It's frustrating to think how obsolete a computer becomes in four years. "Four years old? You must be ready for an upgrade!" So they order a new computer - the latest Mac or a zippy PC - and it arrives in all it's brand-new glory, promising to be light years ahead of the last model and melting the walls with its tangible power.
It's strange, though, to think that I've been pumping for four years now. Today's technology seems to be moving at the speed of light sometimes, with new versions of softwares being developed almost daily and gadgets being invented and reinvented by the hundreds, but my 512 and my soon-to-be ordered 522 won't be much different, save for small upgrades and the option for a continuous glucose monitoring system (which will be the subject of an insurance battle, I'm sure).

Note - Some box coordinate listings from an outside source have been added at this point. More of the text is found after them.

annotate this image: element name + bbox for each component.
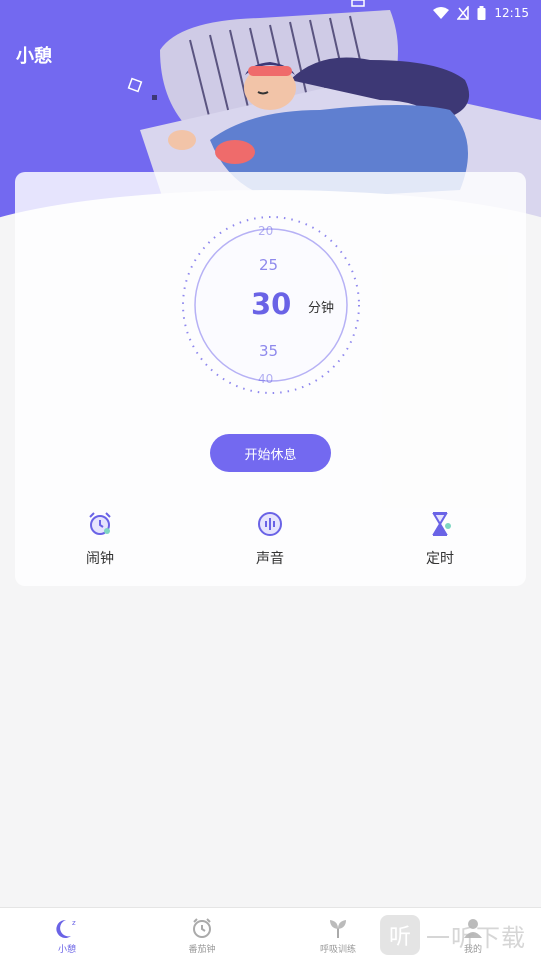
tab-nap-label: 小憩 (57, 945, 76, 955)
dial-option-40[interactable]: 40 (258, 372, 273, 386)
dial-option-35[interactable]: 35 (259, 342, 278, 360)
status-bar: 12:15 (433, 4, 529, 22)
sound-label: 声音 (256, 551, 284, 567)
sound-wave-icon (258, 512, 282, 536)
watermark-text: 一听下载 (426, 923, 526, 952)
dial-selected-value: 30 (251, 287, 292, 321)
duration-picker[interactable]: 20 25 30 分钟 35 40 (176, 210, 366, 400)
tab-breathing-label: 呼吸训练 (319, 945, 356, 955)
status-time: 12:15 (494, 6, 529, 20)
dial-option-25[interactable]: 25 (259, 256, 278, 274)
moon-icon: z (56, 919, 76, 938)
page-title: 小憩 (16, 46, 52, 67)
dial-option-20[interactable]: 20 (258, 224, 273, 238)
alarm-label: 闹钟 (86, 551, 114, 567)
watermark-logo: 听 (380, 915, 420, 955)
timer-label: 定时 (426, 551, 454, 567)
wifi-icon (433, 6, 450, 20)
tab-pomodoro[interactable]: 番茄钟 (172, 916, 232, 955)
alarm-button[interactable]: 闹钟 (70, 510, 130, 568)
tab-pomodoro-label: 番茄钟 (188, 945, 216, 955)
svg-text:z: z (72, 919, 76, 927)
no-signal-icon (457, 6, 470, 20)
clock-icon (193, 918, 211, 938)
leaf-icon (330, 920, 346, 938)
tab-breathing[interactable]: 呼吸训练 (308, 916, 368, 955)
alarm-clock-icon (89, 512, 111, 535)
dial-unit-label: 分钟 (308, 301, 335, 316)
tab-nap[interactable]: z 小憩 (37, 916, 97, 955)
timer-button[interactable]: 定时 (410, 510, 470, 568)
battery-icon (477, 6, 486, 20)
start-rest-button[interactable]: 开始休息 (210, 434, 331, 472)
watermark: 听 一听下载 (380, 915, 526, 955)
sound-button[interactable]: 声音 (240, 510, 300, 568)
hourglass-icon (432, 512, 451, 536)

I understand that this medical device has come a significant way from its origin as a backpack-sized monstrosity to a beeper-sized gadget. I also understand that this is a strategic and precise medical device, something that helps to sustain and prolong my life. Bells and whistles don't matter as much as precision and accuracy.
I would love to open a new model, one that's four years ahead of the version I'm trading in. I would love to toss aside the packing peanuts, pull out that little plastic device, and marvel in what medical technology has done with four years.
I'm hoping that once I'm linked up to the constant glucose monitoring portion of my new pump and making use of real-time results every day, the walls will start to melt for me.